Ning Jing, Qin Jing, Shen Yu
Department of Biostatistics, The University of Texas MD Anderson Cancer Center, Houston, Texas 77030, USA.
Biostatistics Research Branch, National Institute of Allergy and Infectious Diseases, NIH Bethesda, Maryland 20892, USA.
J Am Stat Assoc. 2014 Oct;109(508):1625-1635. doi: 10.1080/01621459.2014.946034.

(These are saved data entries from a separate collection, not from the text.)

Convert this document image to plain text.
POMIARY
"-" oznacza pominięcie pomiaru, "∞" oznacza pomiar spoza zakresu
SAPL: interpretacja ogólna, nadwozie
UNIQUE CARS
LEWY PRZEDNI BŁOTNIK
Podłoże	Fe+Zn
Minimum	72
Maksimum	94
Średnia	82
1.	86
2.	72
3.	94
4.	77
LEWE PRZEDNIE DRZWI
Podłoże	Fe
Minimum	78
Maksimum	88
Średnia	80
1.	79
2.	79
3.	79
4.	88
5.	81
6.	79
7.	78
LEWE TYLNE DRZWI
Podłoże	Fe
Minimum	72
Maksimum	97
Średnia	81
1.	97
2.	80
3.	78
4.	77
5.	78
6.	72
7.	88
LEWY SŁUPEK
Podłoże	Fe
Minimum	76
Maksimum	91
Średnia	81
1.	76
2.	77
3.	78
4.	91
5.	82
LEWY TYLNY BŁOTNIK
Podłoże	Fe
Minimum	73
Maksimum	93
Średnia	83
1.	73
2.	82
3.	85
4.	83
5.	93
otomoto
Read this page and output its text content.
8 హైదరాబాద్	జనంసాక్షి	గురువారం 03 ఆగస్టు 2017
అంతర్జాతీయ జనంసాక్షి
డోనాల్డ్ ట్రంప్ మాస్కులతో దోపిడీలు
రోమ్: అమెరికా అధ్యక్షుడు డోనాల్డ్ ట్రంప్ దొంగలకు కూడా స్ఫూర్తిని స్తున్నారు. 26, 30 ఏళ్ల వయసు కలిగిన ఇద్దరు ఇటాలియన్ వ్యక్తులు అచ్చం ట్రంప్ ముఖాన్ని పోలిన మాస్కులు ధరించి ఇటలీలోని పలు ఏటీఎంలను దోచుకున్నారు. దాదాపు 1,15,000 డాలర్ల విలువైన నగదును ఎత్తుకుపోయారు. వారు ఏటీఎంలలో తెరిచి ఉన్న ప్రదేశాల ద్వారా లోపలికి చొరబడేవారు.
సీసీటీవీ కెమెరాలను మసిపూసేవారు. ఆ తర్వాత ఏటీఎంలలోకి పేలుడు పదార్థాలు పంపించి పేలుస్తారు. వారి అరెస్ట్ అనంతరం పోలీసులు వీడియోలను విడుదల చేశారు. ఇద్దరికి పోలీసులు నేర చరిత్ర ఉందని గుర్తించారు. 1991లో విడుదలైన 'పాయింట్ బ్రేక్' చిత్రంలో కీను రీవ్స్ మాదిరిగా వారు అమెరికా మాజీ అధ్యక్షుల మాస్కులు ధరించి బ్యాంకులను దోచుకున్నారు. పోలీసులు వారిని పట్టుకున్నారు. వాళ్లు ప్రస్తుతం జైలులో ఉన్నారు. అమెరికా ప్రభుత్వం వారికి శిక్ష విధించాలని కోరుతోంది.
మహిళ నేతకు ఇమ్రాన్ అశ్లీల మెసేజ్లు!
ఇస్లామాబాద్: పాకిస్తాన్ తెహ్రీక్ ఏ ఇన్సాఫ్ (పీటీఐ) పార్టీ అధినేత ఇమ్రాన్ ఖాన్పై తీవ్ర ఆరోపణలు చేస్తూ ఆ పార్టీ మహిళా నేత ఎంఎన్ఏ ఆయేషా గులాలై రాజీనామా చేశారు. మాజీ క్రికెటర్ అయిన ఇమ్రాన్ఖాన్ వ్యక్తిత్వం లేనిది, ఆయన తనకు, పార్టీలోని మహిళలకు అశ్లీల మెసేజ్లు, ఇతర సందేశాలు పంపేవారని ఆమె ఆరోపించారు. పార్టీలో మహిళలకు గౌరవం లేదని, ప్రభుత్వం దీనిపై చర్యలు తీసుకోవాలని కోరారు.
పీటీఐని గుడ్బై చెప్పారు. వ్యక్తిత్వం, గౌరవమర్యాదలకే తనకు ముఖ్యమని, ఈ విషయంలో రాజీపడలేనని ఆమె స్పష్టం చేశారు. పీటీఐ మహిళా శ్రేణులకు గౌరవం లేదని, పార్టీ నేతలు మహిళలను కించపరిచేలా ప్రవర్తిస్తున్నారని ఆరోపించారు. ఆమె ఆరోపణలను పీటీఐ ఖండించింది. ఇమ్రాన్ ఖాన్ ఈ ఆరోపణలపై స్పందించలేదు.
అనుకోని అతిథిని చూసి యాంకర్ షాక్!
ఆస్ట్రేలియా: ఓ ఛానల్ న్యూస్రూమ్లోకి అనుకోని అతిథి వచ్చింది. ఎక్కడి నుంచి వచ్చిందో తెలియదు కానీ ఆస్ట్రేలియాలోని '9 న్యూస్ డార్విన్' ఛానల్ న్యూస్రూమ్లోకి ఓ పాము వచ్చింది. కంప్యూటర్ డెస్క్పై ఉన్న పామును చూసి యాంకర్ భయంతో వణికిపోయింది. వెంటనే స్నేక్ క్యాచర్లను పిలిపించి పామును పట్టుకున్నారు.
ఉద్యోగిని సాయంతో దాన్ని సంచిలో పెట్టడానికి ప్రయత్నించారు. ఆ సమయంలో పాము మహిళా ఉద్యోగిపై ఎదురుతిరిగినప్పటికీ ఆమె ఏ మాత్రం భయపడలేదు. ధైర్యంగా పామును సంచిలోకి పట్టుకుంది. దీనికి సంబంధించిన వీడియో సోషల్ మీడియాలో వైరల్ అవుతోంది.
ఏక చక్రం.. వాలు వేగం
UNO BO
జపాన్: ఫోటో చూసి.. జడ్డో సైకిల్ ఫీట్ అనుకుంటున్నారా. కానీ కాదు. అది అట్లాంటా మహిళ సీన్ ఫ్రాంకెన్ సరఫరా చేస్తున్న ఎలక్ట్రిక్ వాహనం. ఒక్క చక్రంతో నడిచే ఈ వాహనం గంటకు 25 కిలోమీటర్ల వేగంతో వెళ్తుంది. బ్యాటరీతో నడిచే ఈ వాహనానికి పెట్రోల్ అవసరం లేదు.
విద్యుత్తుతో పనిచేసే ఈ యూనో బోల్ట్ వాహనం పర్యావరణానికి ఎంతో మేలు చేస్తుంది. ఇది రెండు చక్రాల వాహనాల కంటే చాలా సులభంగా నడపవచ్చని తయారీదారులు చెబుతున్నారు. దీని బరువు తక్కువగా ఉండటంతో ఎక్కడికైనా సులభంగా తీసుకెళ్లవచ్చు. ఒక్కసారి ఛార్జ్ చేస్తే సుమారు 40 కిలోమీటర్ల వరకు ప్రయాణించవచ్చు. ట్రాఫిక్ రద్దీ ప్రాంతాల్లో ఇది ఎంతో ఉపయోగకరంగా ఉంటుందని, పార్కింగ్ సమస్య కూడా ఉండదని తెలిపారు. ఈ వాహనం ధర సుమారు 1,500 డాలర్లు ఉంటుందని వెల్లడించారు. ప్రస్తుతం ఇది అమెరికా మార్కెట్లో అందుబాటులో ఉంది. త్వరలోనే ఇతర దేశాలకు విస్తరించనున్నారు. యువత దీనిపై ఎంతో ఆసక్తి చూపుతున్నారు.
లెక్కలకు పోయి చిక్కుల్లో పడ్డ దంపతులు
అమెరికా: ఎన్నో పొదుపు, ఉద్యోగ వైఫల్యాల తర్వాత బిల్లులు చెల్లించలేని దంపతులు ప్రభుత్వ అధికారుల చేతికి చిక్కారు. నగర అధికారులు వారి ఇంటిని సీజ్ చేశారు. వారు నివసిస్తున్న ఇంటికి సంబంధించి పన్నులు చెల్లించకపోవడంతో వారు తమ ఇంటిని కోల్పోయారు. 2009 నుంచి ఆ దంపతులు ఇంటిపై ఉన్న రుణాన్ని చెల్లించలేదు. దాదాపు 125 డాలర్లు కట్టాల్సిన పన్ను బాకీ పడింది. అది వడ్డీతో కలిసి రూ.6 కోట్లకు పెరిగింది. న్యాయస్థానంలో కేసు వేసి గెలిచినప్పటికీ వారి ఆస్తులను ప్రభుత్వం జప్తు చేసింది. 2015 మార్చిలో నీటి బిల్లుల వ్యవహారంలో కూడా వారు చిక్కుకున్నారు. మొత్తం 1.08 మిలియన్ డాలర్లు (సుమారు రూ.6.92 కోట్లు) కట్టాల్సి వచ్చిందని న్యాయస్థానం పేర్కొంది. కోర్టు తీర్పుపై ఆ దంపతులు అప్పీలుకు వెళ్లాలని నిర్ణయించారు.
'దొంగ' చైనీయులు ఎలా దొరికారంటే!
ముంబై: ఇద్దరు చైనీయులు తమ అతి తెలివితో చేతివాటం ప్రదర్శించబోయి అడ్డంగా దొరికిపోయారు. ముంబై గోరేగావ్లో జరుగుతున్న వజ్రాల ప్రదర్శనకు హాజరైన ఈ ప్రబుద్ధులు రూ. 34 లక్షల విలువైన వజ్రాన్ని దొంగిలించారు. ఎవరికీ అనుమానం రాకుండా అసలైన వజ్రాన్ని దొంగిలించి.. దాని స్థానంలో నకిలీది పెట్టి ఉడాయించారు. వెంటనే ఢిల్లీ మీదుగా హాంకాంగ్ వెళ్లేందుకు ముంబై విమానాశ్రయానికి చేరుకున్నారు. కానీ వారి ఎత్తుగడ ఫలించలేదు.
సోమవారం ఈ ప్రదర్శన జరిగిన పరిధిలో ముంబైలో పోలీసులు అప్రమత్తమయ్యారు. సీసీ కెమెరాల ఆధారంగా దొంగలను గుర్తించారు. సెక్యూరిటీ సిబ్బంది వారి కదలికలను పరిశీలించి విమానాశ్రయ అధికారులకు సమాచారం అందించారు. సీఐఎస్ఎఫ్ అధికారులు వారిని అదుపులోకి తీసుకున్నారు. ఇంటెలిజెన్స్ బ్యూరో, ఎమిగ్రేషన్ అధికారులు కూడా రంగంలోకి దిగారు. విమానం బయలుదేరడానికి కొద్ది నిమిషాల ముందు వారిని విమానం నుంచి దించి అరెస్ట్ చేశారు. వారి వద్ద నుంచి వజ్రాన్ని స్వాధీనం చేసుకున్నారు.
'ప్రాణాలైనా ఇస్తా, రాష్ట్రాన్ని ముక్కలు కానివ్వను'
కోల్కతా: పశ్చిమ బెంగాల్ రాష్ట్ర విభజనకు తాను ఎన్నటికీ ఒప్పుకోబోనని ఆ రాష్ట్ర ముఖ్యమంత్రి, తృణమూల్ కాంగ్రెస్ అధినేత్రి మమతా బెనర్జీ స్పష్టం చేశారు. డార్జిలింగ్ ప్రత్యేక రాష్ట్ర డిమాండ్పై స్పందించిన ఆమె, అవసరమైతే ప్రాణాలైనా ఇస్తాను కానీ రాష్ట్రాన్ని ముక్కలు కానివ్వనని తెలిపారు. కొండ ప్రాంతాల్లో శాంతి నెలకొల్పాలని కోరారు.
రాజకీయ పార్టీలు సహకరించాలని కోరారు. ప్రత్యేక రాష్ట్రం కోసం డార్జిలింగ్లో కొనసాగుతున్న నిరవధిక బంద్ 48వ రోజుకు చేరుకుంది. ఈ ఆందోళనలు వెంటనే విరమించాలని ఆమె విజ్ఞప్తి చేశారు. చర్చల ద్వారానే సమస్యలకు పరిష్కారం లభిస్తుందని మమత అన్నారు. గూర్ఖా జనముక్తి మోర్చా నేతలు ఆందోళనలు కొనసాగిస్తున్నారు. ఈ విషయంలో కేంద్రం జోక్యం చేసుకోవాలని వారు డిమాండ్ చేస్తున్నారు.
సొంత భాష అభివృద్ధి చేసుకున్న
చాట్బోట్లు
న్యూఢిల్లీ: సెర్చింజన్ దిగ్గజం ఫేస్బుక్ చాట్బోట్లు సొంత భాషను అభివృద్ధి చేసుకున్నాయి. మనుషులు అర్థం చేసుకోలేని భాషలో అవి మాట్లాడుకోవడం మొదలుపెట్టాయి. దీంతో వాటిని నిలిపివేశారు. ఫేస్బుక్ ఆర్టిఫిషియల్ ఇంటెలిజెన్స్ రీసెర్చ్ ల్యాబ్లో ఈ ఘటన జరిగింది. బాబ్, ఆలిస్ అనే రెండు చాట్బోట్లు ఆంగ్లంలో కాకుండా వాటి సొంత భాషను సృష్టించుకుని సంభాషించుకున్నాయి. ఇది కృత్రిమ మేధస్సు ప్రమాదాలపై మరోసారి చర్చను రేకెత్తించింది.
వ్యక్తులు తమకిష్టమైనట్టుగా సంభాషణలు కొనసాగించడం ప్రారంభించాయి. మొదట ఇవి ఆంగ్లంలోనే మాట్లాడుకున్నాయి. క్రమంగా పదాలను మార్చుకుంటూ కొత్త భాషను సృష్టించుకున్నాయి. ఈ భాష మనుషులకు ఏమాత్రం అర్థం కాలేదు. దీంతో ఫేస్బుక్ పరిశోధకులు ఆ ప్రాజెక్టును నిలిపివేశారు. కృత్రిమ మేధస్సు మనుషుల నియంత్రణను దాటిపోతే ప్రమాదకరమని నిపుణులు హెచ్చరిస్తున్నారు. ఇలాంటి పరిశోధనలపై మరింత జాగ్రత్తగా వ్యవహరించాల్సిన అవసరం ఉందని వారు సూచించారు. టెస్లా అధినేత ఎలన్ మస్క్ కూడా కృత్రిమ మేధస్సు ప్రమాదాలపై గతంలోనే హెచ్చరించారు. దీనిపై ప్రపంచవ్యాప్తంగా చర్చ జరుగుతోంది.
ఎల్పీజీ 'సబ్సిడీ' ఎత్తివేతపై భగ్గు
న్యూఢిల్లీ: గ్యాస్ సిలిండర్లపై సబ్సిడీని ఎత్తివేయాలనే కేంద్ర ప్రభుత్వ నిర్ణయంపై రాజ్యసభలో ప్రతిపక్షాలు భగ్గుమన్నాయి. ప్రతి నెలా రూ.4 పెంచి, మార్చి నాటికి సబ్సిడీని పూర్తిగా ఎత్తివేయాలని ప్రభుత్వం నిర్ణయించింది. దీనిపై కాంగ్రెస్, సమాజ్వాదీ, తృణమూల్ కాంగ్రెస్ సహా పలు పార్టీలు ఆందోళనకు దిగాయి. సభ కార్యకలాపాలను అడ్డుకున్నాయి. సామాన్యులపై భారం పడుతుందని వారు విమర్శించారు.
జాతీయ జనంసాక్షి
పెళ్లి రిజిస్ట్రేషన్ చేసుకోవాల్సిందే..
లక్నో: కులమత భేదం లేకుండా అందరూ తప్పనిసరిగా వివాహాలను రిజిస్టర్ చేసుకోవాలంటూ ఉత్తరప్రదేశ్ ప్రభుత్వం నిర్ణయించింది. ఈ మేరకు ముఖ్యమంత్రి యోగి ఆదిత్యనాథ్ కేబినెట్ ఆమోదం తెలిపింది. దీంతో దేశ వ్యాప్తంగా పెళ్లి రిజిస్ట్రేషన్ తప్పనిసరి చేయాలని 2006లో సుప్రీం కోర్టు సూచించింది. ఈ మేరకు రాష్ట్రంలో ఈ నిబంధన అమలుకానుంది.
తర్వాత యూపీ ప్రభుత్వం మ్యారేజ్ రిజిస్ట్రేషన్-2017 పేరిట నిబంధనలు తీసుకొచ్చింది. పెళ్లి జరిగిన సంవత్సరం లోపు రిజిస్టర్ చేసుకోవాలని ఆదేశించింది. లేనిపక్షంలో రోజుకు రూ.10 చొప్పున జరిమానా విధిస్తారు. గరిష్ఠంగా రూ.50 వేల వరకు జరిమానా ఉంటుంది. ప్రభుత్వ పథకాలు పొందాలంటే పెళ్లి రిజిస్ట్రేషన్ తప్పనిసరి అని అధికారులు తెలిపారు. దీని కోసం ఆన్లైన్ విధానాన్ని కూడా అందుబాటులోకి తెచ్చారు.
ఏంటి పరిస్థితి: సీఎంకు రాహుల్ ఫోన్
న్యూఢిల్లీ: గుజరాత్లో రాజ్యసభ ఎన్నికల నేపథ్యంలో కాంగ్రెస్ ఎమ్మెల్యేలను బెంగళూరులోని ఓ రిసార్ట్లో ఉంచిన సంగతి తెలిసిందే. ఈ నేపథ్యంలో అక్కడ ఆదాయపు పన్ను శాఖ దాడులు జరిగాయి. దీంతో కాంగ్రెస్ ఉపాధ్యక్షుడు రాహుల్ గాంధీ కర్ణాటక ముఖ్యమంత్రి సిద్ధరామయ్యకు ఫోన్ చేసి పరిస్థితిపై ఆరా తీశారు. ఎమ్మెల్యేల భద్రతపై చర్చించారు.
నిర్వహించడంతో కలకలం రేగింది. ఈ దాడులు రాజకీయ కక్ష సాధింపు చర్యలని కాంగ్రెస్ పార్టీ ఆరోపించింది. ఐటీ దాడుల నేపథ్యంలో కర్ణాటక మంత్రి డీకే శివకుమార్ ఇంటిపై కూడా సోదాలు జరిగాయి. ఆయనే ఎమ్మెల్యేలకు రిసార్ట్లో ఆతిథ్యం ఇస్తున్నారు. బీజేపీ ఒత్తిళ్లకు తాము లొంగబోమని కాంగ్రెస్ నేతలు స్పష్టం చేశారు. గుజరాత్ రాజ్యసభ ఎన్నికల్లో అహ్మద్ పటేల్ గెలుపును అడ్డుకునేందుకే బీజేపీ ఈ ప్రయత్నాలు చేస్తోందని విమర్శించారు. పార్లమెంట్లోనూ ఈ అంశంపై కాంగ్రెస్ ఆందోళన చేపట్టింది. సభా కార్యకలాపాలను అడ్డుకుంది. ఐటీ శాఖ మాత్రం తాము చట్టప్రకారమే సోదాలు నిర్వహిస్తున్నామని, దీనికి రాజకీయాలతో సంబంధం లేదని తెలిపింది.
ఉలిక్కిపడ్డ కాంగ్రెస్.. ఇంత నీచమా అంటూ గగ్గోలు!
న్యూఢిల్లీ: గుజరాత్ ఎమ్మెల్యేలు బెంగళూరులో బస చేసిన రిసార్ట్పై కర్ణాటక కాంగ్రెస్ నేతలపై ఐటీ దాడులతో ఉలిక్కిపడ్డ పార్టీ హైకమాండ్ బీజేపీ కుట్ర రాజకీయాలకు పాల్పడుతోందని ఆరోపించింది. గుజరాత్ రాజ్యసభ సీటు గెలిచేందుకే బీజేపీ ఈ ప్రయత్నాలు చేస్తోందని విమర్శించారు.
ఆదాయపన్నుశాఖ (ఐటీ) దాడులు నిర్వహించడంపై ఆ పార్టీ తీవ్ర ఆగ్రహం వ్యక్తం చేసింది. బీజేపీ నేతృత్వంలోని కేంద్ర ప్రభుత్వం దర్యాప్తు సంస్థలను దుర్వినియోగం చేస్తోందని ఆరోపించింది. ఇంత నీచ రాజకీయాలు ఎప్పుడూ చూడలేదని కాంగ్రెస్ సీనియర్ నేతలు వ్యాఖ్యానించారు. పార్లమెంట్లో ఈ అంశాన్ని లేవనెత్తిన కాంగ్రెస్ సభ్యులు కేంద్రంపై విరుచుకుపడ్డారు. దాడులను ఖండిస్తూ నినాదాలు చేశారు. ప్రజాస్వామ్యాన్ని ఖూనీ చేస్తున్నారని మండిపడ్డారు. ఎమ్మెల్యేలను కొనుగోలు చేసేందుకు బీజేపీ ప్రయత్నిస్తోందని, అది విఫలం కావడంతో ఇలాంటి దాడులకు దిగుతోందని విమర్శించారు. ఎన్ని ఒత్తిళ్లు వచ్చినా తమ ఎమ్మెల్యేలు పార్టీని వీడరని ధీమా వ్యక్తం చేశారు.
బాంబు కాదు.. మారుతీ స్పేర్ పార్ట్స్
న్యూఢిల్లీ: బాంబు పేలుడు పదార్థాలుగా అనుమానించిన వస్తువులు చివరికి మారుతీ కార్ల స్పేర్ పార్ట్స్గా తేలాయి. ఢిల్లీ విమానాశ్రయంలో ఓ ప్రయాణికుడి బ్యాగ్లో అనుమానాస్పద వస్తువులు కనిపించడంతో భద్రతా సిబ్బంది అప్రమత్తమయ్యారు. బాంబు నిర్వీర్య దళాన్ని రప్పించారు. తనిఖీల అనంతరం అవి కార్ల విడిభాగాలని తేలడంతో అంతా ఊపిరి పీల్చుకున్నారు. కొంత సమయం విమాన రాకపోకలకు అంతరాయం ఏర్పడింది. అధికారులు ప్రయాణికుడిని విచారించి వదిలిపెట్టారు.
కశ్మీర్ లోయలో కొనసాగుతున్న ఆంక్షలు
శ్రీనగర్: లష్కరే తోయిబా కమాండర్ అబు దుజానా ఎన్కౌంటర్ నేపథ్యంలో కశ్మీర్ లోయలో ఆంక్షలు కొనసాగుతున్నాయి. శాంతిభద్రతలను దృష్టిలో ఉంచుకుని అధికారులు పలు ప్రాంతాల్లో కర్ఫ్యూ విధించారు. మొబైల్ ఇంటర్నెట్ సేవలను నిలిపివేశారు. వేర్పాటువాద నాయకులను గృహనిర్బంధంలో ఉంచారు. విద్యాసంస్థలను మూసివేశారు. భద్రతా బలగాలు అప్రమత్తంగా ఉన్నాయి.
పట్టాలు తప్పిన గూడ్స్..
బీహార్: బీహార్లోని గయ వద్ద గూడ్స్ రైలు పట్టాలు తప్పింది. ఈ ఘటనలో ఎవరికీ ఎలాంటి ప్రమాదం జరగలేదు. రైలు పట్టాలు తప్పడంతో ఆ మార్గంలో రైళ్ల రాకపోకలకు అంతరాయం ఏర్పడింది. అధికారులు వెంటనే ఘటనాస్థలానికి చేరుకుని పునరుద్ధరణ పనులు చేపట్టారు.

The semiparametric accelerated failure time (AFT) model is one of the most popular models for analyzing time-to-event outcomes. One appealing feature of the AFT model is that the observed failure time data can be transformed to identically independent distributed random variables without covariate effects. We describe a class of estimating equations based on the score functions for the transformed data, which are derived from the full likelihood function under commonly used semiparametric models such as the proportional hazards or proportional odds model. The methods of estimating regression parameters under the AFT model can be applied to traditional right-censored survival data as well as more complex time-to-event data subject to length-biased sampling. We establish the asymptotic properties and evaluate the small sample performance of the proposed estimators. We illustrate the proposed methods through applications in two examples.
半参数加速失效时间(AFT)模型是分析事件发生时间结局最常用的模型之一。AFT模型的一个吸引人的特点是,观测到的失效时间数据可以转换为独立同分布的随机变量,而不受协变量的影响。我们基于变换后数据的得分函数描述了一类估计方程,这些得分函数是从常用半参数模型(如比例风险模型或比例优势模型)下的全似然函数推导出来的。AFT模型下估计回归参数的方法可以应用于传统的右删失生存数据以及受长度偏倚抽样影响的更复杂的事件发生时间数据。我们建立了所提出估计量的渐近性质,并评估了其小样本性能。我们通过两个例子的应用来说明所提出的方法。